Она была в казарме единственной женщиной. На приисках были и другие, но все же женщин было очень мало, и на них смотрели с жадным любопытством и плохо скрываемой надеждой.
Шутки были грубые и всегда развратные.
Аким хмурился, а Варвара, смущенная и зардевшаяся до слез, изредка отругивалась своим певучим говорком. Когда же двое жиганов, бездомных бродяг, знающих тайгу, как и тракт, чующих ‘золотишко’ под землею и потому прикармливаемых приисковым управлением, начали тянуть жребий, поглядывая на Варвару, Аким побледнел и угрюмо глядя на них, спросил:
— Вы там чего задумали, ‘кобылка’? 2)
— Твою супругу, Аким Прохорыч, разыграть хотим! — ответили те под крики и смех всей казармы.

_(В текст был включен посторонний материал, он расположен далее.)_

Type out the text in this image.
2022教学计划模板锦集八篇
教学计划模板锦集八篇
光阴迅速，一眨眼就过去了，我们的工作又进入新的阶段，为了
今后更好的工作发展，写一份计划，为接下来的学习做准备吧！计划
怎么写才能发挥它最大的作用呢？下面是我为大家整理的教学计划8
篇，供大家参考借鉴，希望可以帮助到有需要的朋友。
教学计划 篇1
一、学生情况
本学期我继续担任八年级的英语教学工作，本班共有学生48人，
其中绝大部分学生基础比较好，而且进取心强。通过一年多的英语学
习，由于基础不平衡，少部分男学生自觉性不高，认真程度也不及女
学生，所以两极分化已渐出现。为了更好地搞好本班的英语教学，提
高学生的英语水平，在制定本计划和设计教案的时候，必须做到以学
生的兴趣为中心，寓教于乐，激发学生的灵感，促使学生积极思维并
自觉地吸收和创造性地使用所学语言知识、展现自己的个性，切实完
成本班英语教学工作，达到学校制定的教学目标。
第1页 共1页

Аким только крякнул и бросил:
— Не придется!..
— И то трудно будет! — засмеялся один из жиганов, по прозванию ‘Чалый’, — так мы так задумали. Кто вытянет, кругляшку с меткой, тот, значит, с раскрасавицей твоей вволю натешится, а кто без отметины — тот, значит, тебе, Аким Прохорыч, перо под ребрышко впихнет. И ему тогда, может статься, свою долю урвать доведется.

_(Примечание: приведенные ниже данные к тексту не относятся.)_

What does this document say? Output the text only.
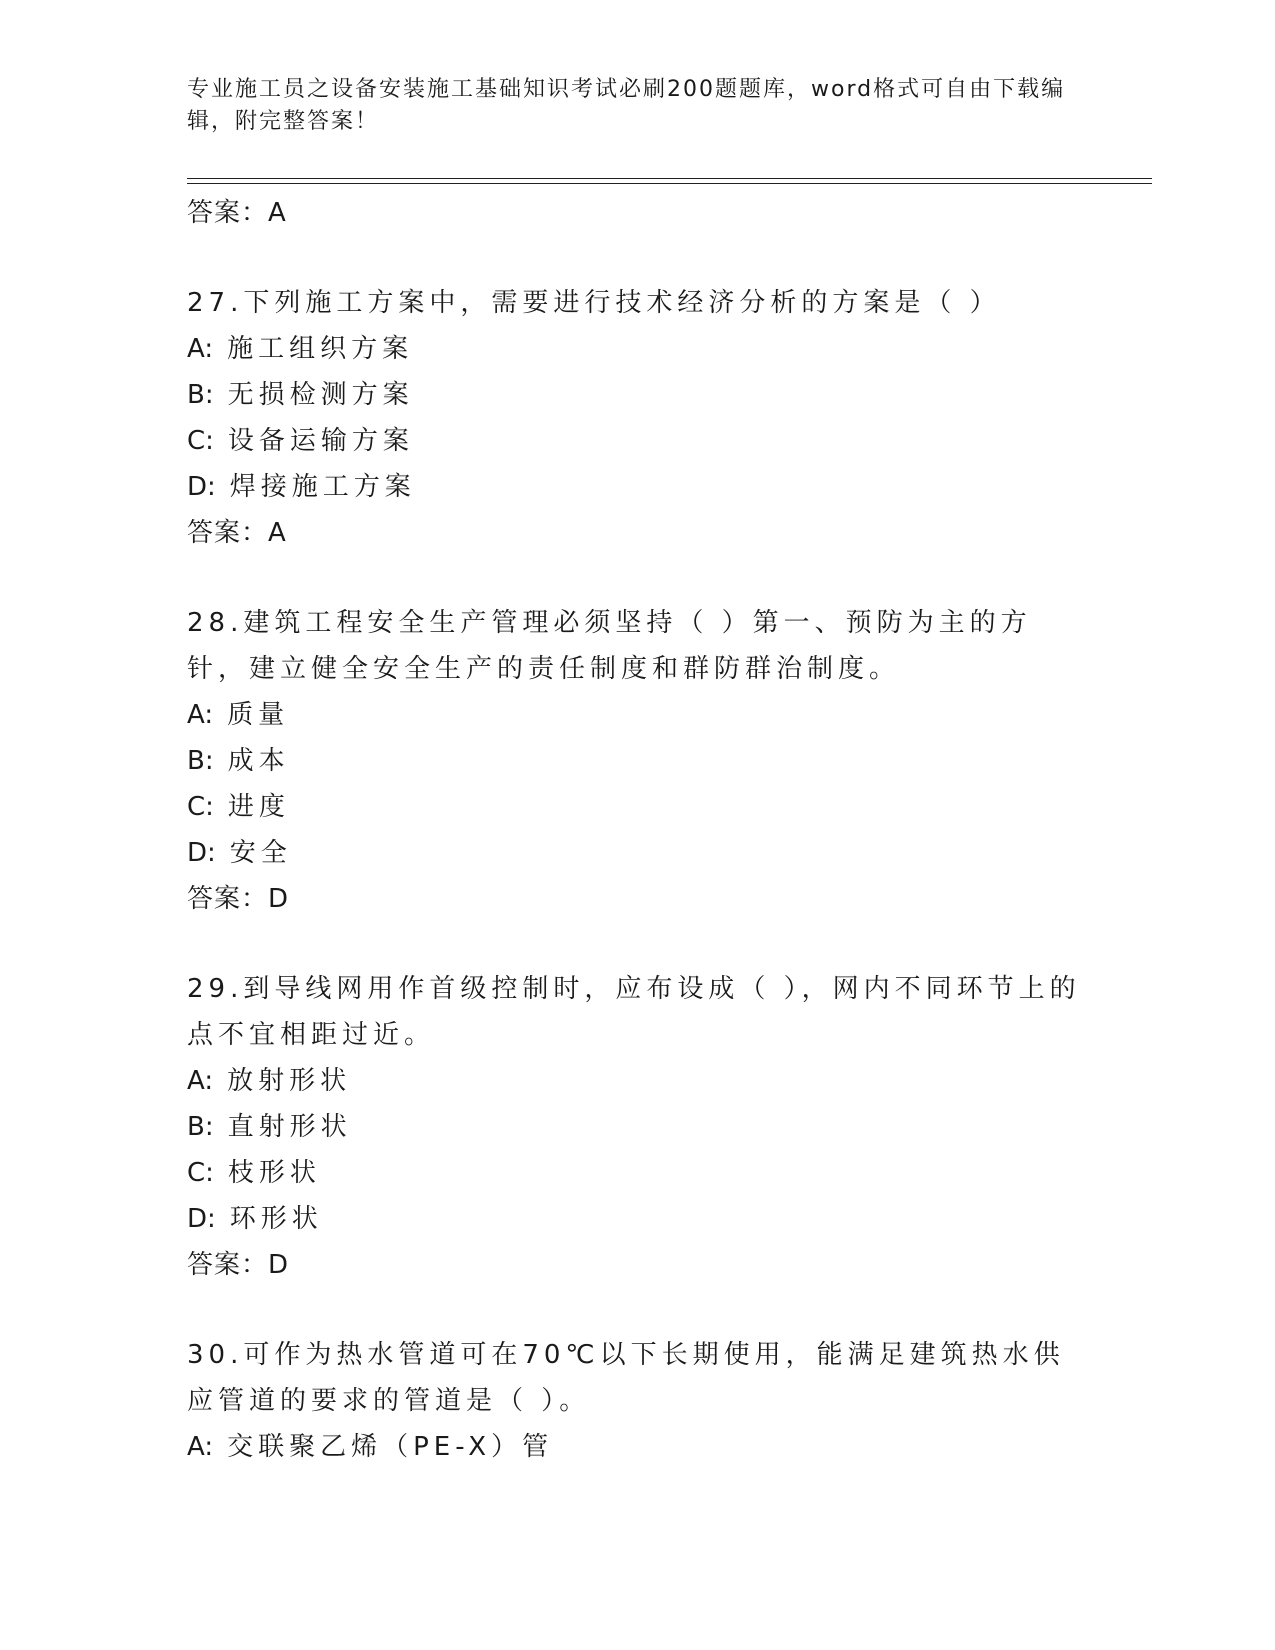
专业施工员之设备安装施工基础知识考试必刷200题题库，word格式可自由下载编辑，附完整答案！
答案：A
27.下列施工方案中，需要进行技术经济分析的方案是（ ）
A: 施工组织方案
B: 无损检测方案
C: 设备运输方案
D: 焊接施工方案
答案：A
28.建筑工程安全生产管理必须坚持（ ）第一、预防为主的方针，建立健全安全生产的责任制度和群防群治制度。
A: 质量
B: 成本
C: 进度
D: 安全
答案：D
29.到导线网用作首级控制时，应布设成（ ），网内不同环节上的点不宜相距过近。
A: 放射形状
B: 直射形状
C: 枝形状
D: 环形状
答案：D
30.可作为热水管道可在70℃以下长期使用，能满足建筑热水供应管道的要求的管道是（ ）。
A: 交联聚乙烯（PE-X）管
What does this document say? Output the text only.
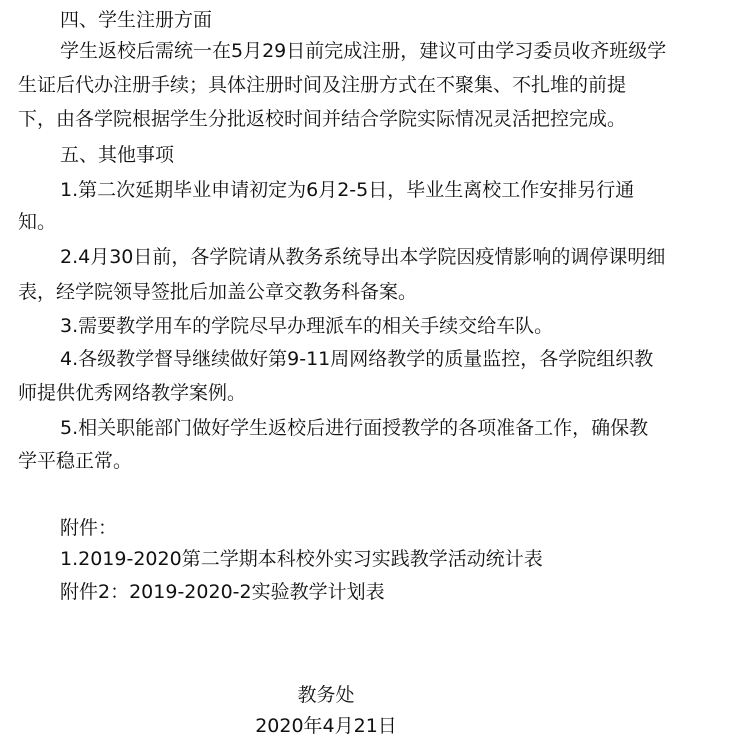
四、学生注册方面
学生返校后需统一在5月29日前完成注册，建议可由学习委员收齐班级学
生证后代办注册手续；具体注册时间及注册方式在不聚集、不扎堆的前提
下，由各学院根据学生分批返校时间并结合学院实际情况灵活把控完成。
五、其他事项
1.第二次延期毕业申请初定为6月2-5日，毕业生离校工作安排另行通
知。
2.4月30日前，各学院请从教务系统导出本学院因疫情影响的调停课明细
表，经学院领导签批后加盖公章交教务科备案。
3.需要教学用车的学院尽早办理派车的相关手续交给车队。
4.各级教学督导继续做好第9-11周网络教学的质量监控，各学院组织教
师提供优秀网络教学案例。
5.相关职能部门做好学生返校后进行面授教学的各项准备工作，确保教
学平稳正常。
附件：
1.2019-2020第二学期本科校外实习实践教学活动统计表
附件2：2019-2020-2实验教学计划表
教务处
2020年4月21日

И он, перевернув кружку вверх дном, поднялся во весь рост и шагнул прочь от стола.
Жиганы невольно шарахнулись. Хотя они и знали, что Аким не станет драться в казарме, но его широкие плечи и, хорошо знакомые им, черные, могучие руки пугали их.
Где-то далеко грохнул колокол зовущим, злым стоном. Рабочие, накладывая на ходу поддевки и полушубки, выбегали из казарм.
Вышел и Аким, но на пороге он остановился и спросил:
— Варвара, ты что? Домовничаешь ноне?
— За стряпку я сегодня, Прохорыч.
— Ну, ладно! Гляди только, как что, — бей топором, мой ответ!
И он, сурово взглянув на жену, запер за собою дверь.
* * *
Варвара успела уже перемыть всю посуду, тогда в казарму вошла Степанида, десятникова жена, и затараторила:
— Варварушка, миленькая ты моя! Беги ты, что мочи, к ‘самому’. Тебя спрашивает. Велел сказать, чтобы, не мешкая, шла.
— К управляющему? — спросила Варвара. — Да я стряпкой осталась. Обед приготовить артели надо же. Как же я?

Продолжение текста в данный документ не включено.